Every software engineering course/text I've had preaches the "picture is worth 1000 words" principle. I believe it, but I've never had a course or a book teach me anything useful about diagramming. We've got wonderful standards like UML and such, but I can't use them because the examples always teach me how to use UML to define an elevator or a zoo instead of how to define a program. I've learned three to five diagramming standards that I cannot use at work because while I can read the diagrams, I have no clue how to use the diagramming conventions to represent even the simplest one-off tool programs I write.

Re:The problem with diagrams

james on 2002-04-30T08:26:59

I've learned three to five diagramming standards that I cannot use at work because while I can read the diagrams, I have no clue how to use the diagramming conventions to represent even the simplest one-off tool programs I write.

This is one of the problems with current diagramming techniques IMO. They actually work somewhat in reverse. More complicated programs are more easily represented than less complicated ones. Whereas a one-off tool would probably not have more than a class or two (and more-often none at all) and has a low degree of headspace-to-knowledge requirements (ie, the amount of headspace you need to know what the program does and how it is designed) larger pieces of software have far more classes and interactions, and therefore a higher degree headspace-to-knowledge is needed. In the former case there is far less benefit to any design or documentation[0].

Software design using UML is just as hard as software design without it - you need to be able to identify core classes early on. One of the most important things that UML has given software people is a (more) formalized vocabulary when talking about software.

[0] I'm not saying there is no benefit, just far, far less

Re:The problem with diagrams

jdavidb on 2002-04-30T14:06:04

To rephrase, I've learned three to five diagramming standards that I cannot use at work because I have no clue how to use the diagramming conventions to represent even the simplest one-off tool programs I write, let alone a large program. The problem is I don't know how to use these diagramming conventions to represent a program. I know how to use them to represent a giraffe or an elevator or an automobile.
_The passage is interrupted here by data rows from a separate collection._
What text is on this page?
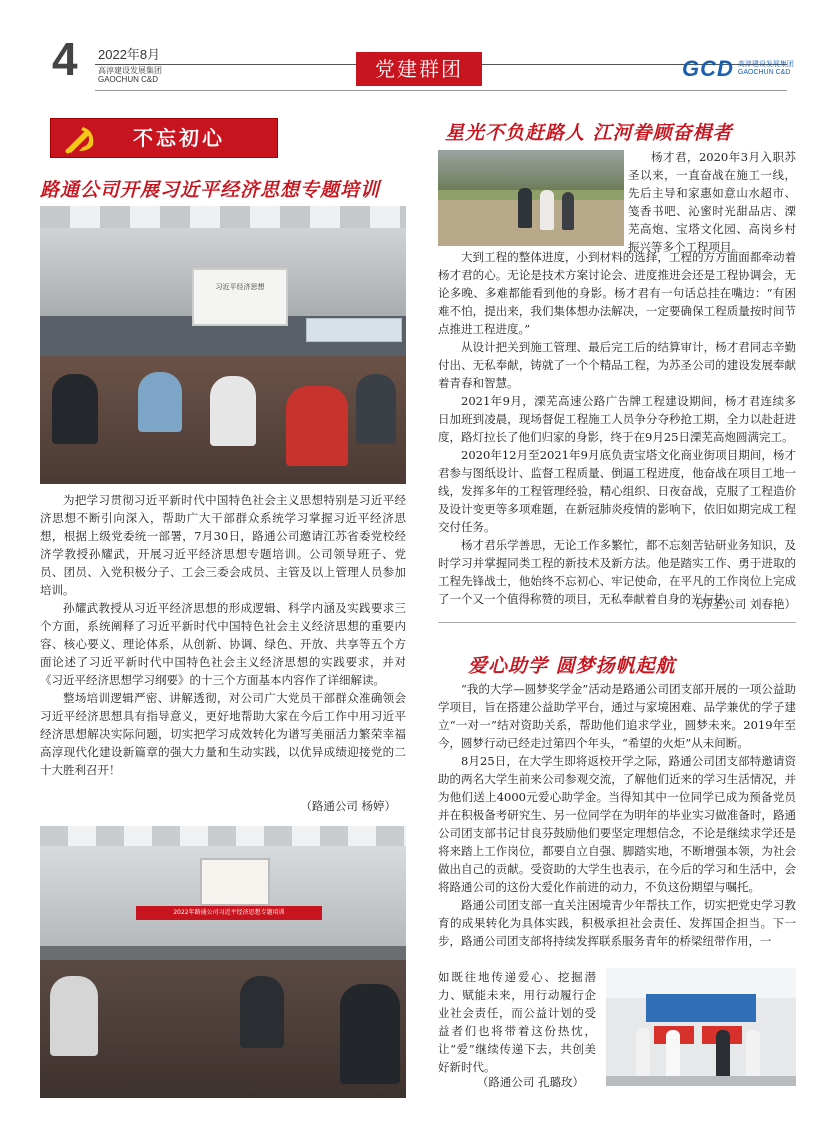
4 2022年8月
高淳建设发展集团
GAOCHUN C&D	党建群团	GCD 高淳建设发展集团
GAOCHUN C&D
不忘初心
路通公司开展习近平经济思想专题培训
习近平经济思想

为把学习贯彻习近平新时代中国特色社会主义思想特别是习近平经济思想不断引向深入，帮助广大干部群众系统学习掌握习近平经济思想，根据上级党委统一部署，7月30日，路通公司邀请江苏省委党校经济学教授孙耀武，开展习近平经济思想专题培训。公司领导班子、党员、团员、入党积极分子、工会三委会成员、主管及以上管理人员参加培训。

孙耀武教授从习近平经济思想的形成逻辑、科学内涵及实践要求三个方面，系统阐释了习近平新时代中国特色社会主义经济思想的重要内容、核心要义、理论体系，从创新、协调、绿色、开放、共享等五个方面论述了习近平新时代中国特色社会主义经济思想的实践要求，并对《习近平经济思想学习纲要》的十三个方面基本内容作了详细解读。

整场培训逻辑严密、讲解透彻，对公司广大党员干部群众准确领会习近平经济思想具有指导意义，更好地帮助大家在今后工作中用习近平经济思想解决实际问题，切实把学习成效转化为谱写美丽活力繁荣幸福高淳现代化建设新篇章的强大力量和生动实践，以优异成绩迎接党的二十大胜利召开！

（路通公司 杨婷）
2022年路通公司习近平经济思想专题培训
星光不负赶路人 江河眷顾奋楫者

杨才君，2020年3月入职苏圣以来，一直奋战在施工一线，先后主导和家惠如意山水超市、笺香书吧、沁蜜时光甜品店、溧芜高炮、宝塔文化园、高岗乡村振兴等多个工程项目。

大到工程的整体进度，小到材料的选择，工程的方方面面都牵动着杨才君的心。无论是技术方案讨论会、进度推进会还是工程协调会，无论多晚、多难都能看到他的身影。杨才君有一句话总挂在嘴边：“有困难不怕，提出来，我们集体想办法解决，一定要确保工程质量按时间节点推进工程进度。”

从设计把关到施工管理、最后完工后的结算审计，杨才君同志辛勤付出、无私奉献，铸就了一个个精品工程，为苏圣公司的建设发展奉献着青春和智慧。

2021年9月，溧芜高速公路广告牌工程建设期间，杨才君连续多日加班到凌晨，现场督促工程施工人员争分夺秒抢工期，全力以赴赶进度，路灯拉长了他们归家的身影，终于在9月25日溧芜高炮圆满完工。

2020年12月至2021年9月底负责宝塔文化商业街项目期间，杨才君参与图纸设计、监督工程质量、倒逼工程进度，他奋战在项目工地一线，发挥多年的工程管理经验，精心组织、日夜奋战，克服了工程造价及设计变更等多项难题，在新冠肺炎疫情的影响下，依旧如期完成工程交付任务。

杨才君乐学善思，无论工作多繁忙，都不忘刻苦钻研业务知识，及时学习并掌握同类工程的新技术及新方法。他是踏实工作、勇于进取的工程先锋战士，他始终不忘初心、牢记使命，在平凡的工作岗位上完成了一个又一个值得称赞的项目，无私奉献着自身的光与热。

（苏圣公司 刘春艳）
爱心助学 圆梦扬帆起航

“我的大学—圆梦奖学金”活动是路通公司团支部开展的一项公益助学项目，旨在搭建公益助学平台，通过与家境困难、品学兼优的学子建立“一对一”结对资助关系，帮助他们追求学业，圆梦未来。2019年至今，圆梦行动已经走过第四个年头，“希望的火炬”从未间断。

8月25日，在大学生即将返校开学之际，路通公司团支部特邀请资助的两名大学生前来公司参观交流，了解他们近来的学习生活情况，并为他们送上4000元爱心助学金。当得知其中一位同学已成为预备党员并在积极备考研究生、另一位同学在为明年的毕业实习做准备时，路通公司团支部书记甘良芬鼓励他们要坚定理想信念，不论是继续求学还是将来踏上工作岗位，都要自立自强、脚踏实地，不断增强本领，为社会做出自己的贡献。受资助的大学生也表示，在今后的学习和生活中，会将路通公司的这份大爱化作前进的动力，不负这份期望与嘱托。

路通公司团支部一直关注困境青少年帮扶工作，切实把党史学习教育的成果转化为具体实践，积极承担社会责任、发挥国企担当。下一步，路通公司团支部将持续发挥联系服务青年的桥梁纽带作用，一

如既往地传递爱心、挖掘潜力、赋能未来，用行动履行企业社会责任，而公益计划的受益者们也将带着这份热忱，让“爱”继续传递下去，共创美好新时代。

（路通公司 孔璐玫）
In the book you see an example like this, in class the professor goes over the same example, then they turn you lose with a programming assignment to try it out on and grade you down for not producing a proper (or even useful) diagrammed design.

Then you get out in industry and found out how much you really need this kind of skill and so you buy yourself a book -- where they teach you how to represent an elevator with UML. I'm tempted sometimes to think that some of the bright minds in the UML world are just full of it and have never written a line of code in their lives. This isn't limited to UML; we used a structured programming diagramming convention in my first software engineering class, and I had the same problem.

Re:The problem with diagrams

lachoy on 2002-04-30T12:25:41

I agree entirely about not being taught diagramming. It's something that is just assumed you can pick up by osmosis. Maybe it's just that most people can pick up up with the Carnegie Hall principle ("practice, practice, practice!"). I have a bad tendency to read books I should be using as a workbook -- for instance UML Distilled is said to be an excellent introduction. I've found UML to be verbose, but there are probably shortcuts, and I don't think there's a requirement (enforced by the UML Cops) that you use all of it...

Back to learning: maybe you need that "aha!" moment to get this sort of thing to stick. I remember working with relational databases for the first time and flailing around for a bit until I understood what a join was. Then everything made sense.

Re:The problem with diagrams

james on 2002-04-30T16:43:17

I agree entirely about not being taught diagramming

Me too, for that matter.

I've found UML to be verbose, but there are probably shortcuts, and I don't think there's a requirement (enforced by the UML Cops) that you use all of it...

I never use all of it. Just enough to do just-enough-design. For me its being able to dump the structures you have to build up in your head into offline storage quickly, without having to write code to do it. And of course its nice when someone says "how does that work?" to be able to give them a reletively straight forward design.